In response, Ukraine expressed “regret” about the situation and reminded the Polish government that Ukrainian farmers are in an even more difficult situation than Polish farmers are. And the EU, for its part, reminded Poland of its own exclusive competence in matters of trade, warning that “unilateral action is unacceptable.”

The transit ban affects as many as 18 product categories (including wine, for reasons that remain unclear) imported from Ukraine. The aim, clearly, was to make a big show that would satisfy the countryside. But it didn’t calm tempers there. Farmers continued to protest and declared that they will never vote for PiS again.
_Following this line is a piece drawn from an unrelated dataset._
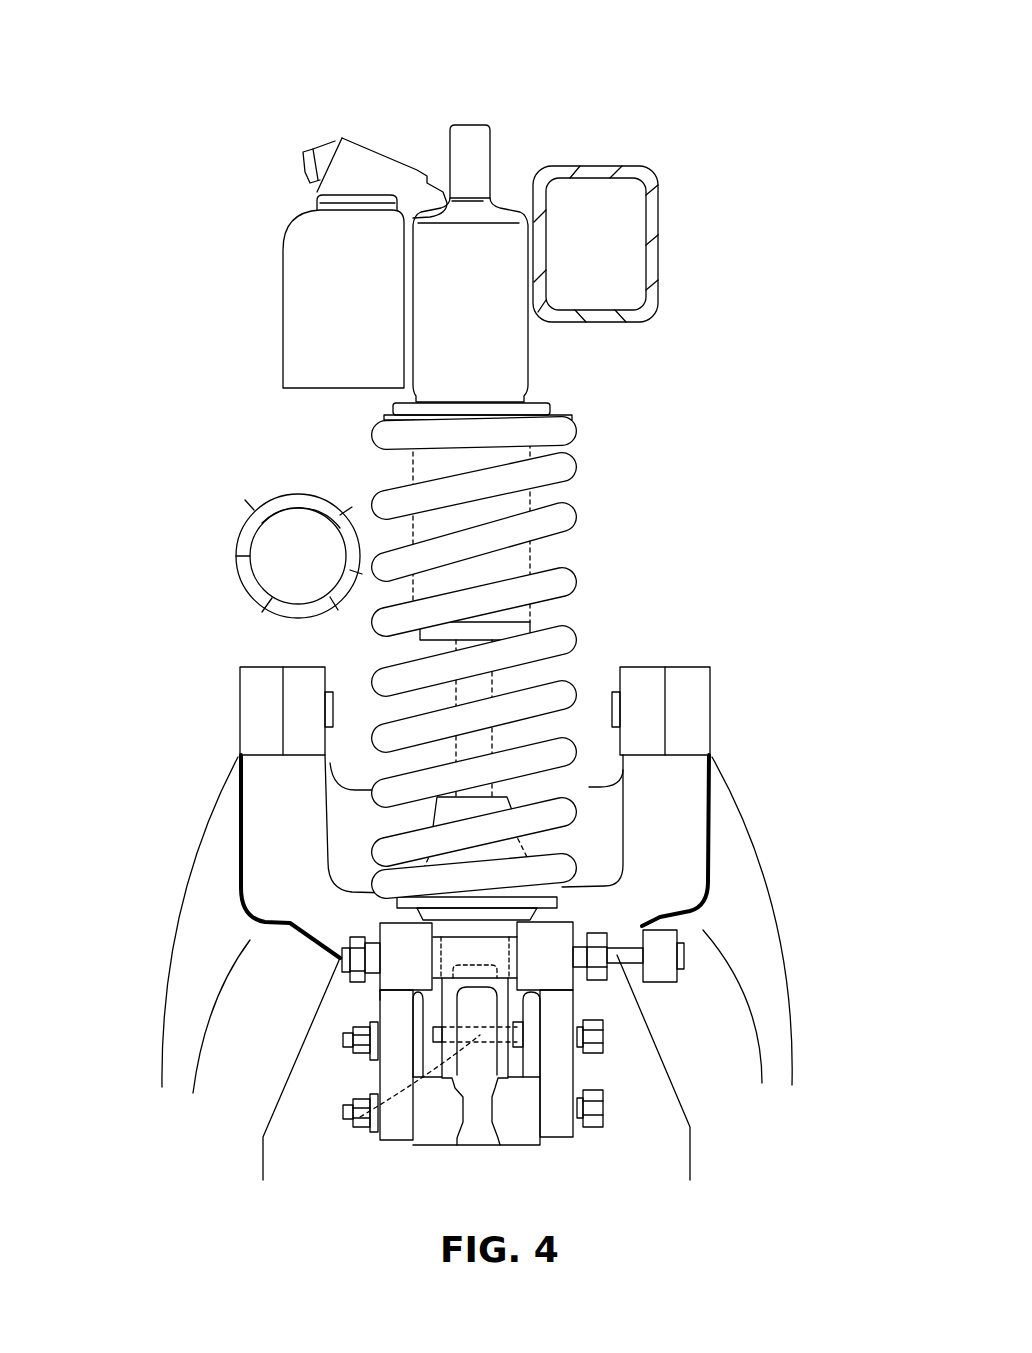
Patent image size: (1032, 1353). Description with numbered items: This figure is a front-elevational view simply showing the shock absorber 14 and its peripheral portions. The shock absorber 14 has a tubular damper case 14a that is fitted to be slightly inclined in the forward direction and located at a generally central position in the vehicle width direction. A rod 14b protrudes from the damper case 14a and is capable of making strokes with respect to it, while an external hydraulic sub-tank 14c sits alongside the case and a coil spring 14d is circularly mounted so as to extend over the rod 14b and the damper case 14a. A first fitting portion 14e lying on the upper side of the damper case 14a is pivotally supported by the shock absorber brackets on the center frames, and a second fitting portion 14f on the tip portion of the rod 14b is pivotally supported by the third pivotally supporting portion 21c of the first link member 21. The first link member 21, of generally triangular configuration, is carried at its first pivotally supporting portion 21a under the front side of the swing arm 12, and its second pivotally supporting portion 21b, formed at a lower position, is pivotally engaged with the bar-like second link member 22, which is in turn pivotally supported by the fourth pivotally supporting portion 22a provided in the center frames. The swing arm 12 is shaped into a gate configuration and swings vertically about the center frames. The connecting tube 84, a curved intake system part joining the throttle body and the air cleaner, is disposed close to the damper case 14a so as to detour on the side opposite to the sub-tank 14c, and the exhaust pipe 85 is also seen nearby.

Though PiS was cool toward Ukraine until Russia’s full-scale invasion 14 months ago, it has used the war to end the international isolation that its own undemocratic, populist policies caused. But the grain crisis confronted the government with a stark choice: It could either spoil Poland’s excellent relations with Ukraine or let the countryside down, lose the upcoming election, and face criminal liability for all its illegal behavior.

The government’s initial reaction, no surprise, was to stab Ukraine in the back. But following intergovernmental negotiations, Poland has agreed to unblock transit on April 21, while relying on GPS to monitor products and convoys more closely. Relations with Ukraine seem to have been salvaged – for now.

But with the crisis in the countryside far from over, Polish authorities will be scrounging up whatever funds they can find to appease farmers, disregarding budget constraints and today’s inflation rate of nearly 20%. Will this be enough salvage PiS’s electoral prospects? We will find out this fall.

By Sławomir Sierakowski

Sławomir Sierakowski, founder of the Krytyka Polityczna movement, is a Senior Fellow at the German Council on Foreign Relations.